Lebih tegas lagi, Nabi Shallallahu
‘Alaihi Wa Sallam mewanti-wanti dalam hadits yang ditulis Imam Nasa’i, Imam Abu
Daud, Imam Turmudzi, dan Imam Ahmad, “Seorang wanita yang mengenakan parfum
lalu melewati sekumpulan laki-laki agar mereka mencium aroma harum yang dia
pakai, maka wanita tersebut adalah seorang pelacur.” Na’udzubillah.
Terkait dengan parfum, ada yang
istimewa pada diri Nabi Shallallahu ‘Alaihi Wa Sallam seperti diceritakan dalam
suatu kesempatan oleh Anas bin Malik, “Nabi Shallallahu
‘Alaihi Wa Sallam satu hari pernah berkunjung ke rumah kami. Kemudian
beliau tertidur sebentar (qailulah) di rumah kami hingga tubuh beliau
berkeringat. Lalu ibuku mengambil botol dan memasukkan keringat Rasulullah ke
dalamnya. Tiba-tiba Rasulullah terjaga seraya bertanya kepada ibuku, “Hai Umu
Sulaim, apa yang kamu lakukan terhadap diriku?” Ibuku menjawab, “Kami hanya
mengambil keringatmu Ya Rasulullah untuk kami jadikan parfum bagi kami.”
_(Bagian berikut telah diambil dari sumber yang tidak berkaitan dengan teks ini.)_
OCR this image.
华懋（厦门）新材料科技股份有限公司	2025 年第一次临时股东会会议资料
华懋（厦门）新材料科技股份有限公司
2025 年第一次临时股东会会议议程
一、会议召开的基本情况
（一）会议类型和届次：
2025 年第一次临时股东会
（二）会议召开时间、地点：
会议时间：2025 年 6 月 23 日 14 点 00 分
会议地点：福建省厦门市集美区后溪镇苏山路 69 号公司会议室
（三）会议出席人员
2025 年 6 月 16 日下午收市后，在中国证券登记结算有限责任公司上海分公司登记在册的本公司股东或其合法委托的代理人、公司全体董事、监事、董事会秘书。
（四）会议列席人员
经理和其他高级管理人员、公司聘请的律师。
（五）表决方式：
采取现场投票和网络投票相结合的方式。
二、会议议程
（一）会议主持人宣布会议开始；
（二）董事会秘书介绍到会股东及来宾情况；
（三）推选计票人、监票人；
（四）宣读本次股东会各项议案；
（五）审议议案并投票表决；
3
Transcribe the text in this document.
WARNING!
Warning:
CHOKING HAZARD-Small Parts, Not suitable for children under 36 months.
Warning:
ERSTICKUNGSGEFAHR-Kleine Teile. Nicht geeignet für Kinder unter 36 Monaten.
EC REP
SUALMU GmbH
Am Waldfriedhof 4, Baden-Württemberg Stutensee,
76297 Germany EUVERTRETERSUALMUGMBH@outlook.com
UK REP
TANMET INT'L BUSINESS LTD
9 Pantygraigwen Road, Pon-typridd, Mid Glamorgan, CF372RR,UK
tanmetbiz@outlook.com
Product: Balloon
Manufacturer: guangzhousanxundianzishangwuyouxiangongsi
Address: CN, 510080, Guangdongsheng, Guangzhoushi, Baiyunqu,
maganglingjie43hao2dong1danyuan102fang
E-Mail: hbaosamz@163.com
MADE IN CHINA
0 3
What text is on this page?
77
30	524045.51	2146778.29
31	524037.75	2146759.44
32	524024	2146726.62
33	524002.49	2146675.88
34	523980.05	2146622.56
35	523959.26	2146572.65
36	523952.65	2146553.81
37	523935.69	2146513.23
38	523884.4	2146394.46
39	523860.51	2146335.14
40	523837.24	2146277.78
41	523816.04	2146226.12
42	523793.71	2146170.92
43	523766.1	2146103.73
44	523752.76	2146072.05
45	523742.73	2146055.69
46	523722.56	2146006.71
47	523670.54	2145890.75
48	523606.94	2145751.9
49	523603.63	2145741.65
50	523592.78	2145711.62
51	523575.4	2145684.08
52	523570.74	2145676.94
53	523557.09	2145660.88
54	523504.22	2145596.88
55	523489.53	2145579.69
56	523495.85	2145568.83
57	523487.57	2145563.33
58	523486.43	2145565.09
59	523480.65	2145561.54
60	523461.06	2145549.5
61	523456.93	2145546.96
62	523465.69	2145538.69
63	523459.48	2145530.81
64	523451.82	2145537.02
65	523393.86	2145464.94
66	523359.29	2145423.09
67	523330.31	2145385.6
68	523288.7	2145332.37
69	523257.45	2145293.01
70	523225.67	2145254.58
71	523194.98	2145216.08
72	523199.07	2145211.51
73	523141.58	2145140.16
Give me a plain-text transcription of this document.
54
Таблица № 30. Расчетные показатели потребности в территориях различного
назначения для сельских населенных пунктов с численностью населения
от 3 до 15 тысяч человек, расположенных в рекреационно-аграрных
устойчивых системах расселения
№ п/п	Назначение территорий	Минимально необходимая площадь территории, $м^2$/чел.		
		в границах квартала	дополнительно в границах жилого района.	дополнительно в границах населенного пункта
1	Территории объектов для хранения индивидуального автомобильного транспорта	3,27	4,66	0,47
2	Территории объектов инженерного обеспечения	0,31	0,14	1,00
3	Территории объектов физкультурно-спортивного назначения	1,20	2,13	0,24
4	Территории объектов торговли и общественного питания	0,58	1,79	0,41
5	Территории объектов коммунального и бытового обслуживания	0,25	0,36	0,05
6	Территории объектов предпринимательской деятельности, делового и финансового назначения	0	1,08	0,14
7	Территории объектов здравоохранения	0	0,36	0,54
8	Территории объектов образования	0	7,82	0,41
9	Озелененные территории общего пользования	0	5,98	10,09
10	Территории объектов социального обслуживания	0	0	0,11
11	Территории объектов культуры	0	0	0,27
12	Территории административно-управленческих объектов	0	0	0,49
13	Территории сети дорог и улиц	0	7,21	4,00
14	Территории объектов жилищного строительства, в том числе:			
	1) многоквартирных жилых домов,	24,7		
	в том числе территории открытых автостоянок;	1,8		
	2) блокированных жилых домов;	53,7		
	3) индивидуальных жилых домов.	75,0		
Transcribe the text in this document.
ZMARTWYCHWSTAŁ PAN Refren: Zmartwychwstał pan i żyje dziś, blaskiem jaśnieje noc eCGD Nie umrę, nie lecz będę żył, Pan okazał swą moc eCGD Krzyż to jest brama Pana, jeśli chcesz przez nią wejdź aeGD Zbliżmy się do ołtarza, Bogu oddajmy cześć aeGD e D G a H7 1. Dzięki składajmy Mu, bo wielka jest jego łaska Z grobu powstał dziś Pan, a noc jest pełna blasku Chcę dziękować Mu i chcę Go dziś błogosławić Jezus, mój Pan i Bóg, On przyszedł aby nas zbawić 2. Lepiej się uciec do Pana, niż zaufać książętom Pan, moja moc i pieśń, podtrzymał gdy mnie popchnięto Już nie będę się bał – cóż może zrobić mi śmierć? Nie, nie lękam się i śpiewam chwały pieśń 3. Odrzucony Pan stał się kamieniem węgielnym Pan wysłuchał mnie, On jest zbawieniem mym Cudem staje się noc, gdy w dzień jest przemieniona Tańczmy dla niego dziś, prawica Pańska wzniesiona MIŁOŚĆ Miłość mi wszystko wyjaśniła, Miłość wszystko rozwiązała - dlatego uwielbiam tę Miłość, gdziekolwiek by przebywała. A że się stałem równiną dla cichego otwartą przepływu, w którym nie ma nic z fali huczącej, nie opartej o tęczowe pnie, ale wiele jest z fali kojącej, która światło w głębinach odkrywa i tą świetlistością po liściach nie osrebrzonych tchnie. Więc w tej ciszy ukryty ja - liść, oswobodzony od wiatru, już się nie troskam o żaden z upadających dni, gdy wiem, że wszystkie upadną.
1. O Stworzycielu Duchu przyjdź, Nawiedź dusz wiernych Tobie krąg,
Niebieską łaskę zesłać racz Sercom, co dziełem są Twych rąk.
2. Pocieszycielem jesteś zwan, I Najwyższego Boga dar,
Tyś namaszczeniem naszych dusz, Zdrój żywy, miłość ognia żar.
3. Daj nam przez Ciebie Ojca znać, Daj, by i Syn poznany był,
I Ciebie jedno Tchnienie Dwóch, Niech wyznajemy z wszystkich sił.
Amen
Keringat beliau merupakan salah satu parfum yang paling harum aromanya”
(HR. Muslim).
Membakar dupa dengan maksud mengikuti
tradisi semata karena dilakukan oleh orang banyak dan leluhur. Maka hal itu
dilarang Allah Subhanahu Wa Ta’ala.
QS. Al-Isra' ayat 36,
وَلَا تَقْفُ مَا لَيْسَ لَكَ بِهِ عِلْمٌ ۚ
إِنَّ السَّمْعَ وَالْبَصَرَ وَالْفُؤَادَ كُلُّ أُولَٰئِكَ كَانَ عَنْهُ مَسْئُولًا
“Dan janganlah kamu mengikuti apa yang kamu tidak
mempunyai pengetahuan tentangnya. Sesungguhnya pendengaran, penglihatan dan
hati, semuanya itu akan diminta pertanggungan jawabnya.”